Una rete neurale regolare (completamente connessa) collega ogni neurone a ogni neurone nello strato successivo, il che diventa computazionalmente costoso con i dati di immagine. Una CNN usa livelli convoluzionali che applicano piccoli filtri a regioni locali dell'input, riducendo drasticamente il numero di parametri e preservando le relazioni spaziali. Questo rende le CNN molto più efficienti ed efficaci per i compiti legati alle immagini.
Quali sono le architetture CNN più comuni?
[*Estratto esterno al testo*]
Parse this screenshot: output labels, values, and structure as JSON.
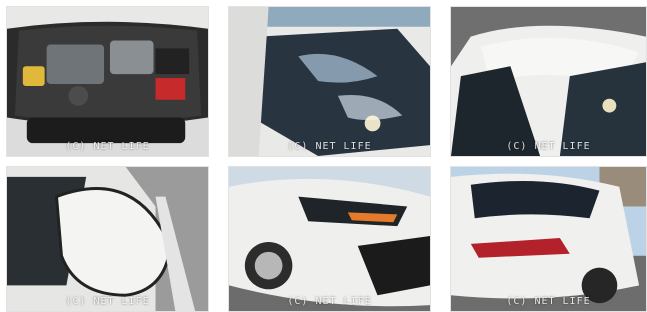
{
  "gallery": {
    "photos": [
      {
        "subject": "engine-bay",
        "watermark": "(C) NET LIFE"
      },
      {
        "subject": "windshield",
        "watermark": "(C) NET LIFE"
      },
      {
        "subject": "roof-rear-window",
        "watermark": "(C) NET LIFE"
      },
      {
        "subject": "side-mirror",
        "watermark": "(C) NET LIFE"
      },
      {
        "subject": "front-bumper-headlight",
        "watermark": "(C) NET LIFE"
      },
      {
        "subject": "rear-taillight",
        "watermark": "(C) NET LIFE"
      }
    ]
  },
  "colors": {
    "car_body": "#f2f2f0",
    "glass": "#1f2a33",
    "sky": "#bcd2e6",
    "asphalt": "#6c6c6c",
    "taillight": "#b3222a"
  }
}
Le architetture CNN più influenti includono LeNet-5 (1998), AlexNet (2012), VGGNet (2014), ResNet (2015) ed EfficientNet (2019). Più recentemente, ConvNeXt (2022) ha modernizzato l'approccio CNN per competere con i Vision Transformer. Ogni architettura ha introdotto innovazioni chiave, come le skip connection (ResNet) o il compound scaling (EfficientNet).
Le CNN sono ancora rilevanti nel 2026?
Sì, le CNN sono ancora molto rilevanti nel 2026. Sebbene i Vision Transformer (ViT) abbiano guadagnato popolarità per alcuni compiti, le CNN sono ancora preferite in molte situazioni produttive grazie alla loro efficienza computazionale, alle buone prestazioni con dati di training limitati e a pipeline di deployment ben consolidate. Architetture moderne come ConvNeXt mostrano che le CNN possono eguagliare le prestazioni dei transformer quando si usano tecniche di training aggiornate.
Come scelgo tra TensorFlow, PyTorch e Keras per costruire CNN?
PyTorch è la scelta più popolare per la ricerca e il prototipaggio rapido grazie alla sintassi Pythonic e ai grafi di calcolo dinamici. TensorFlow eccelle nella messa in produzione con strumenti come TensorFlow Serving e TensorFlow Lite per mobile. Keras, ora integrato come API ufficiale di alto livello di TensorFlow, è ideale per chi inizia e vuole costruire e addestrare CNN con poco codice.
Qual è lo scopo dei livelli di pooling in una CNN?
I livelli di pooling riducono le dimensioni spaziali (altezza e larghezza) delle feature map mantenendo le informazioni più importanti. Questo serve a tre scopi: ridurre il costo computazionale diminuendo il numero di parametri, fornire un certo grado di invarianza alla traslazione (la capacità di riconoscere caratteristiche indipendentemente dalla loro posizione esatta) e aiutare a prevenire l'overfitting fornendo una rappresentazione più astratta dell'input.